El periodismo es eso que ahora hay: no sé si eso es periodismo.
La Fundación Tomás Eloy Martínez publica un decálogo del periodista que, en estos tiempos, parece absurdo, impracticable, so pena de perder el puesto.
“Hay que defender ante los editores el tiempo que cada quien necesita para escribir un buen texto y el espacio que necesita dentro de la publicación”, dice el punto dos. Una llamada de alguna oficina de Gobierno puede echar por tierra con esa máxima, y sin hesitarse.
“No hay que escribir una sola palabra de la que no se esté seguro, ni dar una sola información de la que no se tenga plena certeza”. Pero a veces corremos atrás del tiempo, y trabajamos sin red: sólo con las redes, donde pretendemos hacer periodismo.

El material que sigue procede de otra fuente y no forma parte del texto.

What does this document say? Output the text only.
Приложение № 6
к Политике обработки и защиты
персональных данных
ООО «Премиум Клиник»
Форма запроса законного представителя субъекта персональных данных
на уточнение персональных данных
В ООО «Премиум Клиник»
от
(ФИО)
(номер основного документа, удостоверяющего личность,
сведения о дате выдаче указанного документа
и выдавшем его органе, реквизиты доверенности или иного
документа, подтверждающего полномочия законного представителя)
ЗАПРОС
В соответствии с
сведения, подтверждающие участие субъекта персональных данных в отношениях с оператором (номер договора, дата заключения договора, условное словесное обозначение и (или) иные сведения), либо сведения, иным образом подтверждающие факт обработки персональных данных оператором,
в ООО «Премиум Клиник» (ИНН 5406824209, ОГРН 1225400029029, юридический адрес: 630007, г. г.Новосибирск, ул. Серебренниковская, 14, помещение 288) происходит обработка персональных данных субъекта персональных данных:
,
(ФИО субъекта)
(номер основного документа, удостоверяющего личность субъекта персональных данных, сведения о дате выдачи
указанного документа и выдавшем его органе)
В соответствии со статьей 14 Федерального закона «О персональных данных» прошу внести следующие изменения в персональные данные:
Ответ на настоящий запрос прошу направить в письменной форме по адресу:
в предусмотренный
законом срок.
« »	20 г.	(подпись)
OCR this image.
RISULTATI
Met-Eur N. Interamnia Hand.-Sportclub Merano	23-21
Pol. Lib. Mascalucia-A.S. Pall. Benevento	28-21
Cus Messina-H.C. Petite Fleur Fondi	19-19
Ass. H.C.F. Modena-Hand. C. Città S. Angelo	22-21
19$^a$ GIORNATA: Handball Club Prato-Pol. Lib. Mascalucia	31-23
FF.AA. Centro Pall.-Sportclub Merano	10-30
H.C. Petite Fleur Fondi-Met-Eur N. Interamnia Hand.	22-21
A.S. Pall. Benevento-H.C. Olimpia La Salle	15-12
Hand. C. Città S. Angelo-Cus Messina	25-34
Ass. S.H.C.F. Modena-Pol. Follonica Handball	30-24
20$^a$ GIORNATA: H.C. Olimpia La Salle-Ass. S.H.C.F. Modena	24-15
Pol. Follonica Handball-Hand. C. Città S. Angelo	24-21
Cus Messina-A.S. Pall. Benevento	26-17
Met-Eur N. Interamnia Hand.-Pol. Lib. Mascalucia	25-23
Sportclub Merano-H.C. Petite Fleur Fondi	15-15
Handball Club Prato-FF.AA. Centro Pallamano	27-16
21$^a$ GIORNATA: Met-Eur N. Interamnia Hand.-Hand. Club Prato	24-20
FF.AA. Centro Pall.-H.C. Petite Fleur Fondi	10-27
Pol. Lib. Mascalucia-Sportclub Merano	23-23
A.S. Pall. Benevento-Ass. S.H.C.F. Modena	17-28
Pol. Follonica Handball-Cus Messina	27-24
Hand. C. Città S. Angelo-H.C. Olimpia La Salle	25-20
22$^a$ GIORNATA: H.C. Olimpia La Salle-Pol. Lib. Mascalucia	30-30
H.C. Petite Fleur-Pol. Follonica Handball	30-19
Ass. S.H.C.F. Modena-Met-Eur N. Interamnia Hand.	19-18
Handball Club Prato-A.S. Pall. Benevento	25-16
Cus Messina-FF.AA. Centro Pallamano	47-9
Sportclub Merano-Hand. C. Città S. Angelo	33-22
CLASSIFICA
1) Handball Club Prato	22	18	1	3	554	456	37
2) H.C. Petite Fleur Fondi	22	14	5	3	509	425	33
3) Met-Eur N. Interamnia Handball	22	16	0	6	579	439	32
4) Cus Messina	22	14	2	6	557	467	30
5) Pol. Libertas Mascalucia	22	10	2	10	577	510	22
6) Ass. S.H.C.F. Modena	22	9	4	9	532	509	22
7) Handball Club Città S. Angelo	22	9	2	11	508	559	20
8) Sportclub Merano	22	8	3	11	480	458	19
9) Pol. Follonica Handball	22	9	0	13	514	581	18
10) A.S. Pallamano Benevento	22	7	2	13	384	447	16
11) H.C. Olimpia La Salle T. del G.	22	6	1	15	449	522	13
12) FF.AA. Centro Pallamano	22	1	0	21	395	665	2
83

La muerte de un nene, en la puerta de la escuela, dispara el lugar común, y los periodistas usamos las redes para dar opinión, y no cuidamos las formas, ni los límites, ni el contenido, ni el continente: decimos cualquier cosa.
“Un periodista que publica todos los boletines de prensa que le dan, sin verificarlos, debería cambiar de profesión y dedicarse a ser mensajero”, escribió alguna vez Tomás Eloy Martínez en su decálogo.
No supo –no conoció—el raro maridaje que este siglo traería consigo entre empresas periodísticas y gobiernos de turno, y el peso decisivo que juega la publicidad del Estado en los medios.
Los gobiernos –los funcionarios, algunos, los muy chatos intelectualmente—compran medios y así creen comprar opinión pública, votos, voluntades. Los compran testaferros o los compran empresarios malcriados con la pauta oficial, y entonces los medios, los diarios, quedan así: siempre contando lo bien vestido que pasea por su reino el Rey Desnudo.
No sé qué es el periodismo: no me lo enseñó la facultad por la que pasé varios años de mi vida y de la que nunca pude sacar un título de grado. Me aburrió estudiar periodismo en la Universidad, y aunque he vuelto varias veces a esa facultad como periodista, siempre me sentí un extraño ahí adentro.
No sé definirlo, y me sentiría un perfecto ridículo dando un discurso sobre el periodismo y los periodistas.
Sólo sé hacer periodismo, y sé discernir esto que pasa ahora: no hay casi periodismo, y los periodistas, los pocos que quedan en los grandes medios –¿hay grandes medios en esta provincia tan provinciana?—están flexibilizados, mal pagos, descuidados.